We addressed these issues through a combined field and laboratory study, including chemical, isotopic, and microbiological analyses of chemically precipitated sediments in the Spring Creek Arm of the Keswick Reservoir (SCAKR), downstream of the Iron Mountain acid mine drainage site in northern CA (Figure 2). Because these sediments record very high fluxes of Fe, relative to S, they are a unique analog to early diagenetic progenitors of banded iron formations in Archean and Proterozoic marine environments. A 16S rRNA gene sequence clone library from the SCAKR sediment contained sequences closely related (97% similarity) to known dissimilatory iron-reducing microbes (Geobacter and Geothrix). In addition, SKACR sediments were incubated in the laboratory; comparison of reactive Fe inventories and isotopic compositions of in situ sediment samples with the results of the incubation experiments produced identical results, providing, for the first time, a conclusive demonstration that DIR in natural systems are responsible for the observed Fe isotope fractionations that previously has only be inferred from simple laboratory experiments (Tangalos et al., 2009).

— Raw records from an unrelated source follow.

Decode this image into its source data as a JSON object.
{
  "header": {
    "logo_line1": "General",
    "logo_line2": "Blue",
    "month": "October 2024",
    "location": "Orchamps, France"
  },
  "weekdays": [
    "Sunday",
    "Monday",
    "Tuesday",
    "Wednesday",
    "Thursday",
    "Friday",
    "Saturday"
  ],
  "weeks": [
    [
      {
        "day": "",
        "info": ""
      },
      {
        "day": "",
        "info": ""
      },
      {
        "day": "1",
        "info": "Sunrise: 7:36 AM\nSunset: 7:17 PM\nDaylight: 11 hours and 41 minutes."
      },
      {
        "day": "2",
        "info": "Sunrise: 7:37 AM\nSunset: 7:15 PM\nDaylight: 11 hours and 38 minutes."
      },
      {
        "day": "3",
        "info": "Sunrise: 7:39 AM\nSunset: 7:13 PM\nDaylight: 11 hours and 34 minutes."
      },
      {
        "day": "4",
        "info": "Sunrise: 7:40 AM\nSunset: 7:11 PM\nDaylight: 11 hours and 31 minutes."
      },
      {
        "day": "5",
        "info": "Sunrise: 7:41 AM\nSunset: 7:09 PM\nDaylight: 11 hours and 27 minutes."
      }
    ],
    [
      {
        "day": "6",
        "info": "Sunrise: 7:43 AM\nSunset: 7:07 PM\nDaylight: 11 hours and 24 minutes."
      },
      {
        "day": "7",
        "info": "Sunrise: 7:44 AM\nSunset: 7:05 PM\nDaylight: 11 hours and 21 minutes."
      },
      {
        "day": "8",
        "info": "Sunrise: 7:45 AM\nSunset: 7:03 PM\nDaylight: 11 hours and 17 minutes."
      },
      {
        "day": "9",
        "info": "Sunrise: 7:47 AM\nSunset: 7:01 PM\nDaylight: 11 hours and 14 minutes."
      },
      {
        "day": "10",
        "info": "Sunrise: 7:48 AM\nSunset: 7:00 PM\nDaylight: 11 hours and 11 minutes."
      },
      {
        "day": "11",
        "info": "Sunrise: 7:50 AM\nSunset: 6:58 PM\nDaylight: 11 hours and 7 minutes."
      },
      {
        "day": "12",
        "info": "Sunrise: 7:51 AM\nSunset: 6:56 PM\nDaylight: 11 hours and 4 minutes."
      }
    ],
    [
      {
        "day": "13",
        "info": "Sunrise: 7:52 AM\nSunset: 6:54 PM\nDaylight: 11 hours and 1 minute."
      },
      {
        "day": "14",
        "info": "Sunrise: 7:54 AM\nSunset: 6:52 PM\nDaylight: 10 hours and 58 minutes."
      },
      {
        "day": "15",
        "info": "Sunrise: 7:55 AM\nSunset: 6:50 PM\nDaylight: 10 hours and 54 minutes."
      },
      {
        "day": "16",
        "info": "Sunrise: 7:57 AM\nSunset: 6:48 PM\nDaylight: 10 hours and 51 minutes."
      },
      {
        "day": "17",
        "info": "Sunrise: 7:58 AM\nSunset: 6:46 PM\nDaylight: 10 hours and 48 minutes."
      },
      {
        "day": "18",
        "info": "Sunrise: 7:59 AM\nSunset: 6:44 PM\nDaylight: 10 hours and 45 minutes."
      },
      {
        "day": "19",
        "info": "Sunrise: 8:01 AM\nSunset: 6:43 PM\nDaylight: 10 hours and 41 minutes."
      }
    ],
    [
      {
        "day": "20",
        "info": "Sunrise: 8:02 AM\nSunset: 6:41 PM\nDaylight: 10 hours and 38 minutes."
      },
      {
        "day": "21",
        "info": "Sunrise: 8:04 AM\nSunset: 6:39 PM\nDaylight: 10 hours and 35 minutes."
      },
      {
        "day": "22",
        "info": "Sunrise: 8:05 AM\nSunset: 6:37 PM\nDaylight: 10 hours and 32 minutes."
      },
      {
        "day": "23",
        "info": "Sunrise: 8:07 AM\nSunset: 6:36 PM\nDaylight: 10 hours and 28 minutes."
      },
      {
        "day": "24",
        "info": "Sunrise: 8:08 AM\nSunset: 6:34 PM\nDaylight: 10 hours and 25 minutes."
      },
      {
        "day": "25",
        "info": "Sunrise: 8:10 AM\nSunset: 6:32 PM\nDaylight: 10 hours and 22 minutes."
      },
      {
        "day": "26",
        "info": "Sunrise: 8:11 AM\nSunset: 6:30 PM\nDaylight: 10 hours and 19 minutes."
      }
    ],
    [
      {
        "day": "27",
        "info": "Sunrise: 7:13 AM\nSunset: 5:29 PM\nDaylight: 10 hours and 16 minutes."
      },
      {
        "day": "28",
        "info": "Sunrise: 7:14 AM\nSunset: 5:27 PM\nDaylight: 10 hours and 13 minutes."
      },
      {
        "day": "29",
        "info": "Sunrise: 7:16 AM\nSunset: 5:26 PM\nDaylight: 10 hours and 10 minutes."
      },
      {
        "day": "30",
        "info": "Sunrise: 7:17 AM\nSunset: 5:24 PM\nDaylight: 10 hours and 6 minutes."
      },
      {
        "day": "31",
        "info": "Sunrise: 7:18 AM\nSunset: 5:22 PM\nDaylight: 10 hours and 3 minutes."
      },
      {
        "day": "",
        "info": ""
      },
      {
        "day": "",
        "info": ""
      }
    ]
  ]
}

Figure 2. Aerial photo (upper middle) of SCAKR study site showing location of acid mine drainage derived, Fe(III) oxide-rich sediment (“Pile C”) from which cores (far left) were obtained for chemical, microbiological, and Fe stable isotopic analysis. TEM analysis showed that the sediment contains aggregates of nm-sized goethite (middle panels A and B) and ferrihydrite (middle panels C and D) crystallites. Incubation of the Fe(III) oxide-rich sediment under anaerobic conditions (lower right) led to microbial production of aqueous and solid-associated Fe(II) that had Fe isotopic composition similar to values measured in sediment core materials.